L’abito che Michels aveva ritagliato per i suoi si basava sulla relazione tra l’occupazione dello spazio e la tempistica delle giocate, dando vita ad una corrispondenza biunivoca resa possibile in ogni zona del campo dalla duttilità degli interpreti. L’innovazione era stata evidente, lasciando di stucco gli spettatori e, soprattutto, gli avversari. Il nuovo allenatore aggiunge un’attenzione allo stile e al gesto tecnico che potremmo definire morbosa. Nell’Ajax di Kovacs i calciatori, pur dominando lo spazio e scandendo il tempo secondo ritmi sconosciuti agli altri, non sembrano mai in affanno. Quest’aspetto caratterizzerà anche l’Olanda del 74. Alcune situazioni di possesso palla in partita sembreranno autentiche esercitazioni. Alcuni cambi di ritmo appariranno del tutto naturali.

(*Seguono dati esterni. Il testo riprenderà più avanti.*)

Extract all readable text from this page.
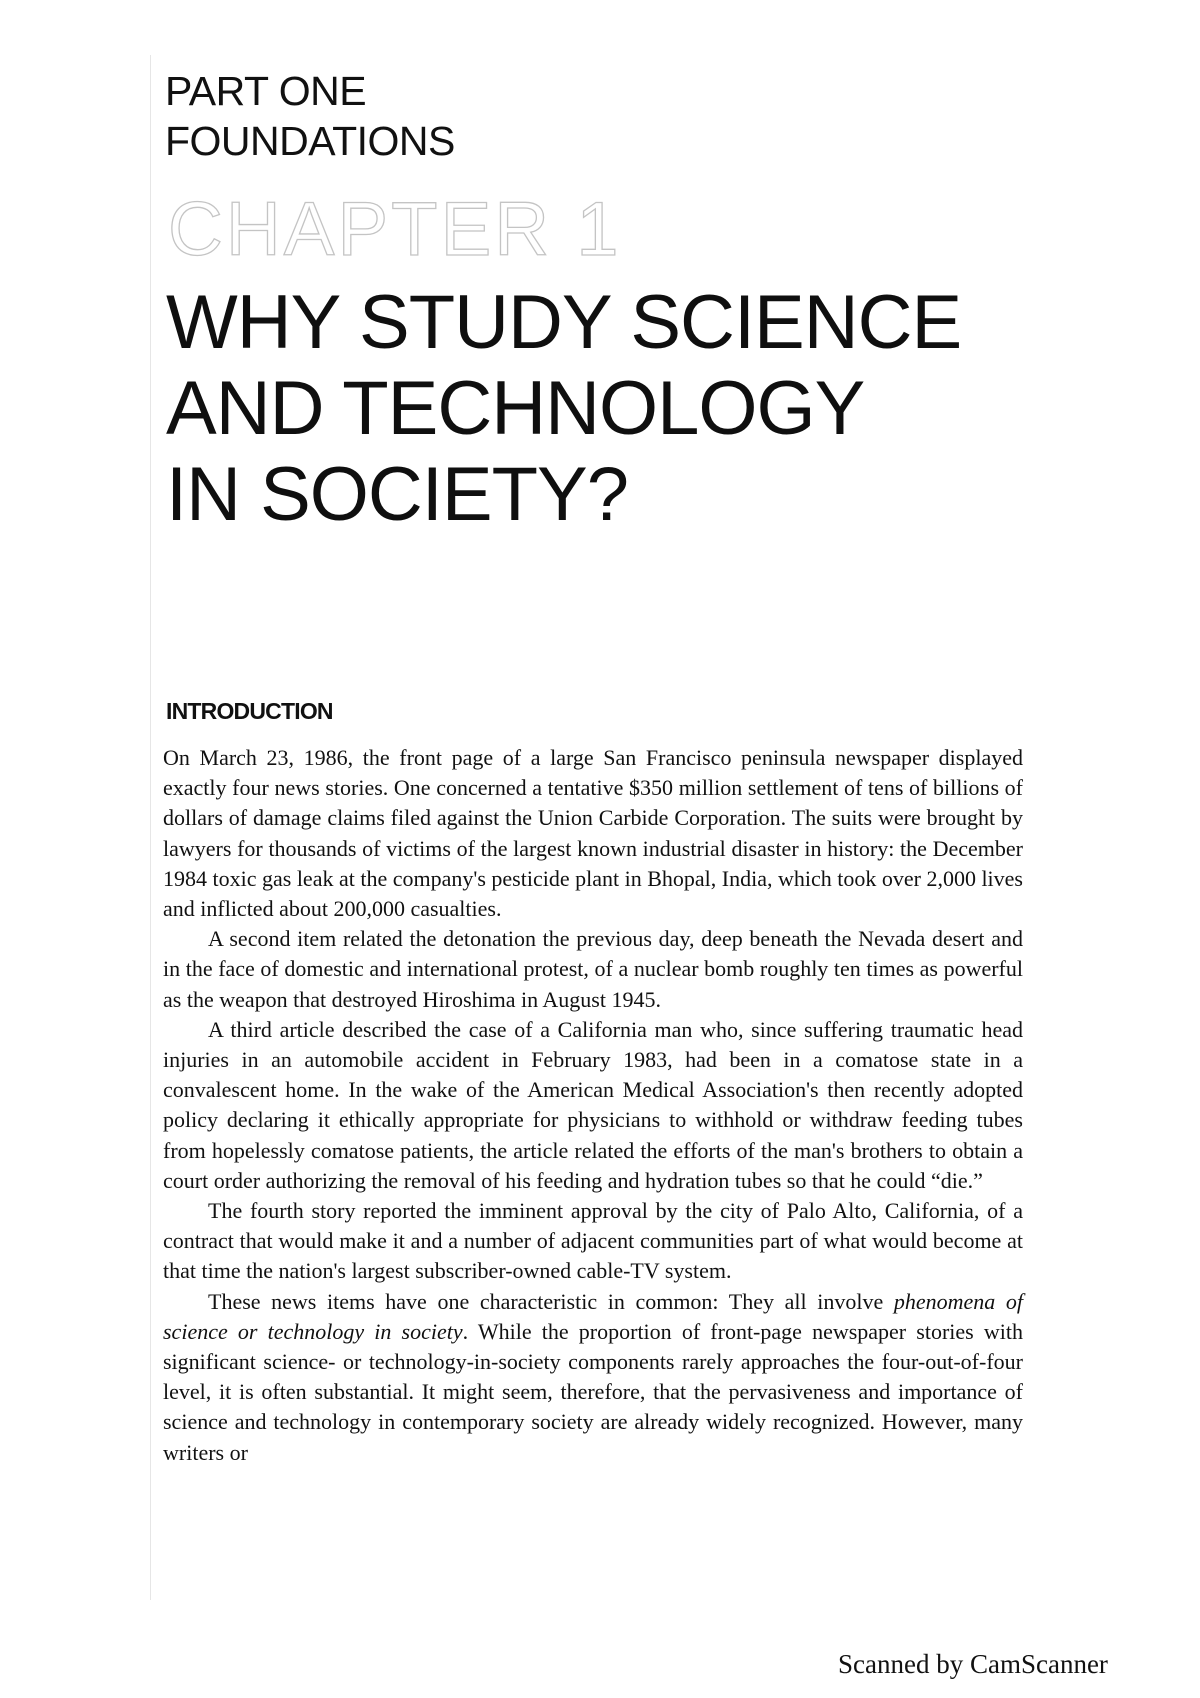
PART ONE
FOUNDATIONS
CHAPTER 1
WHY STUDY SCIENCE
AND TECHNOLOGY
IN SOCIETY?
INTRODUCTION

On March 23, 1986, the front page of a large San Francisco peninsula newspaper displayed exactly four news stories. One concerned a tentative $350 million settlement of tens of billions of dollars of damage claims filed against the Union Carbide Corporation. The suits were brought by lawyers for thousands of victims of the largest known industrial disaster in history: the December 1984 toxic gas leak at the company's pesticide plant in Bhopal, India, which took over 2,000 lives and inflicted about 200,000 casualties.

A second item related the detonation the previous day, deep beneath the Nevada desert and in the face of domestic and international protest, of a nuclear bomb roughly ten times as powerful as the weapon that destroyed Hiroshima in August 1945.

A third article described the case of a California man who, since suffering traumatic head injuries in an automobile accident in February 1983, had been in a comatose state in a convalescent home. In the wake of the American Medical Association's then recently adopted policy declaring it ethically appropriate for physicians to withhold or withdraw feeding tubes from hopelessly comatose patients, the article related the efforts of the man's brothers to obtain a court order authorizing the removal of his feeding and hydration tubes so that he could “die.”

The fourth story reported the imminent approval by the city of Palo Alto, California, of a contract that would make it and a number of adjacent communities part of what would become at that time the nation's largest subscriber-owned cable-TV system.

These news items have one characteristic in common: They all involve phenomena of science or technology in society. While the proportion of front-page newspaper stories with significant science- or technology-in-society components rarely approaches the four-out-of-four level, it is often substantial. It might seem, therefore, that the pervasiveness and importance of science and technology in contemporary society are already widely recognized. However, many writers or

Scanned by CamScanner
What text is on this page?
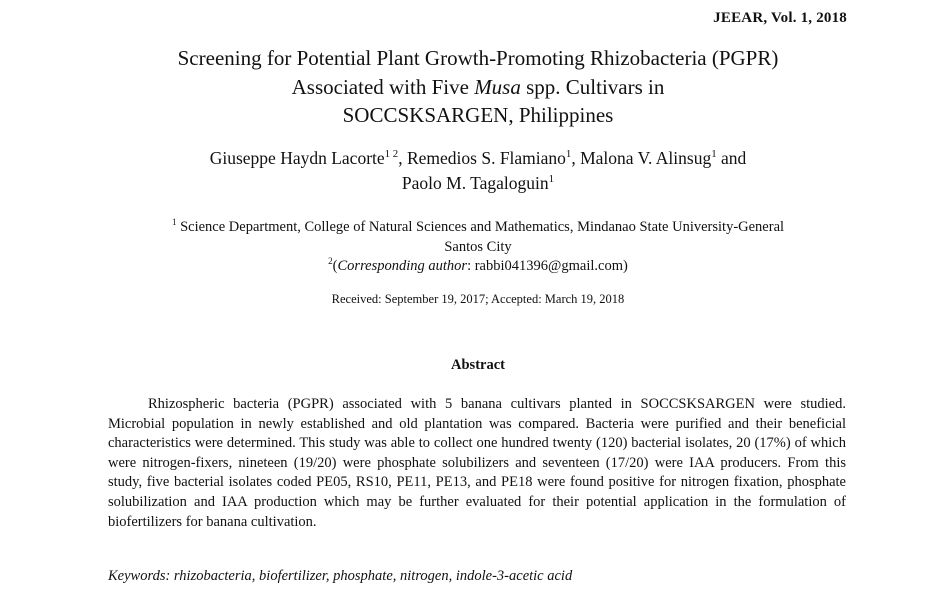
JEEAR, Vol. 1, 2018
Screening for Potential Plant Growth-Promoting Rhizobacteria (PGPR)
Associated with Five Musa spp. Cultivars in
SOCCSKSARGEN, Philippines
Giuseppe Haydn Lacorte$^{1 2}$, Remedios S. Flamiano$^1$, Malona V. Alinsug$^1$ and
Paolo M. Tagaloguin$^1$
$^1$ Science Department, College of Natural Sciences and Mathematics, Mindanao State University-General
Santos City
$^2$(Corresponding author: rabbi041396@gmail.com)
Received: September 19, 2017; Accepted: March 19, 2018
Abstract
Rhizospheric bacteria (PGPR) associated with 5 banana cultivars planted in SOCCSKSARGEN were studied. Microbial population in newly established and old plantation was compared. Bacteria were purified and their beneficial characteristics were determined. This study was able to collect one hundred twenty (120) bacterial isolates, 20 (17%) of which were nitrogen-fixers, nineteen (19/20) were phosphate solubilizers and seventeen (17/20) were IAA producers. From this study, five bacterial isolates coded PE05, RS10, PE11, PE13, and PE18 were found positive for nitrogen fixation, phosphate solubilization and IAA production which may be further evaluated for their potential application in the formulation of biofertilizers for banana cultivation.
Keywords: rhizobacteria, biofertilizer, phosphate, nitrogen, indole-3-acetic acid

Michels, come poc’anzi accennato, aveva cominciato la propria avventura alla guida dei lancieri nel 1965. Ci vollero anni per far si che gli ingranaggi del complesso tecnico-tattico andassero tutti al loro posto. Già sul finire degli anni 60 la squadra illustrava un calcio mai visto prima.
Difettava, tuttavia, in qualche dettaglio.
Nel 1969, anno in cui approda alla finale di Coppa Campioni, pare proprio che il destino stia per compiersi. Purtroppo per i lancieri l’avversario della finale è il Milan, da affrontare in una di quelle sere in cui negoziare con Gianni Rivera risulta impossibile. Le pennellate del genio rossonero mandano in goal a ripetizione Prati e Sormani. Al termine della gara il tragitto che i ragazzi dell’Ajax percorrono per rientrare negli spogliatoi assomiglia a quello di uno studente universitario che, bocciato ad un esame, è consapevole che da lì a poco lo ripeterà superandolo con la lode. (parte 2)
2 risposte
“Purtroppo per i lancieri l’avversario della finale è il Milan, da affrontare in una di quelle sere in cui negoziare con Gianni Rivera risulta impossibile.”
… una frase che per un milanista sessantenne vale tutto l’articolo.